VExiste-t-il un seul exemple du retard technologique et industriel de la Russie par rapport aux États-Unis, à l’Europe et maintenant à la Chine ? Prenons simplement celui de l’aéronautique civile. Son président, Vladimir Poutine, gonfle le torse, mais depuis la chute de l’URSS, son pays est incapable de produire en grande quantité des avions commerciaux fiables – et encore moins exportables.
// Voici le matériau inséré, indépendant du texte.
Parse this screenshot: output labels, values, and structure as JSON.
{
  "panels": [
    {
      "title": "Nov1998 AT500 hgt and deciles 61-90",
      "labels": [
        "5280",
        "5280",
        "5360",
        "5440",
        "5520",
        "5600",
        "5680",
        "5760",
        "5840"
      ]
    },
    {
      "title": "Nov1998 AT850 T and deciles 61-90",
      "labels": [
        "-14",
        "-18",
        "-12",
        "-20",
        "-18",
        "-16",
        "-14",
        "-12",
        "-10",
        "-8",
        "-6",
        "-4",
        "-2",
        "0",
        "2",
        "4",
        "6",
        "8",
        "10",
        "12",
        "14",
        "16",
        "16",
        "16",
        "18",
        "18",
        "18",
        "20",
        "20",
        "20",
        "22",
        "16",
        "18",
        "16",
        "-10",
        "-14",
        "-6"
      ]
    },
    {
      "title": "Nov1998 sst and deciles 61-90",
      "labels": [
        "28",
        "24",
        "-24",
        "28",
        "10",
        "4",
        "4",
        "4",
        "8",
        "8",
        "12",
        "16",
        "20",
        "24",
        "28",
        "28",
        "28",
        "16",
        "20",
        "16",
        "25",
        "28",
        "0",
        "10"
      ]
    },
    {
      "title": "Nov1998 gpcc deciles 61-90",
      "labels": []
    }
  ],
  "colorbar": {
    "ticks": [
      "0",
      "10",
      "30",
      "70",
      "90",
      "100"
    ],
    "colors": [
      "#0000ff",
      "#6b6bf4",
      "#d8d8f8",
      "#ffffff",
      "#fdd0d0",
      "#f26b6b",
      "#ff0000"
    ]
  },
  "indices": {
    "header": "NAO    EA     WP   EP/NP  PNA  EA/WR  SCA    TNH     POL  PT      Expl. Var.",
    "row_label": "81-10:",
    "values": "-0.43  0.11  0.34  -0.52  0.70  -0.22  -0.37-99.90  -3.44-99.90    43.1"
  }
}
Alors que le territoire russe s’étend sur onze fuseaux horaires et que le transport aérien y est vital, 95 % des Russes voyagent en Boeing ou en Airbus.
Le gouvernement claironne depuis des années sa volonté de mettre fin à cette dépendance, sans trop crier sur tous les toits qu’il y est contraint par les sanctions qui frappent la Russie depuis son invasion de l’Ukraine en février 2022.
La holding publique OAK a annoncé, lundi 25 novembre, « prendre le contrôle direct de la gestion du programme » des constructeurs aéronautiques Yakovlev et Tupolev, ainsi que le licenciement de leurs patrons. L’entreprise doit « importations de substitution » Et « lancer la production en série d’avions de ligne civils nationaux dans un délai serré et sans précédent ».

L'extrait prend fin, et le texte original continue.